Figure 2—figure supplement 3. Examples of cryo-EM density and Mfd-induced DNA kink.

(A)–(G). Cryo-EM density maps, filtered according to the local resolution (Cardone et al., 2013), corresponding to the nucleic acids, are shown as transparent surfaces with the final refined models superimposed. The color coding is shown in the key. (A) L1. (B) L2. (C) C1. (D) C2. (E) C3. (F) C4. (G) C5. (H) Plot showing the minor groove width [calculated using Curves+ (Lavery et al., 2009)] of the upstream duplex DNA, aligned by the center of the kink (defined as position '0').
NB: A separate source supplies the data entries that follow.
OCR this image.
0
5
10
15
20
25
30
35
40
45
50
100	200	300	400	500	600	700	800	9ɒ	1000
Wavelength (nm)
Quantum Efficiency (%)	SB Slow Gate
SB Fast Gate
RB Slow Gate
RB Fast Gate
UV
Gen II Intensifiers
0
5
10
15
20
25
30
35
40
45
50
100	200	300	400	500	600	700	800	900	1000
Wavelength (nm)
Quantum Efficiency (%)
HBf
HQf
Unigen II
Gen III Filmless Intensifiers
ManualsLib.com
Figure 2—video 1. The Mfd loading cycle.

Download video file ^{(8.4MB, mp4)}

The video starts with a top view of the elongation complex (EC). The upstream duplex DNA exits the complex in the ~11 o'clock direction. The direction of transcription would be left-to-right. The color coding of the RNA polymerase (RNAP) subunits is as in Figure 2; αI, αII, ω, light gray; β, light cyan; β', light pink. The t-strand DNA is colored dark gray, and the nt-strand DNA light gray. The video progresses through the Mfd loading pathway {[L0] → L1 → L2 → C1}. To begin, the apo-Mfd structure (color coded as in Figure 2A) enters from the upper-right and the Mfd-D4(RID) docks with the RNAP βprotursion and the upstream duplex DNA to generate [L0]. Through the progression of structures, the current structure shown in the video is highlighted in red (upper left). During the transition from L1 → L2, Mfd-D1-D3 are removed for clarity (as modeled in [L1.5a] and [L1.5b] in Figure 5), and the Mfd translocation module [D5(TD1)/D6(TD2)] translocates on the DNA, moving toward the RNAP until D6(TD2) encounters the RNAP βprotrusion. The L2 → C1 transition mainly involves repositioning of Mfd-D1-D3, finally exposing the UvrA-interacting surface of Mfd-D2.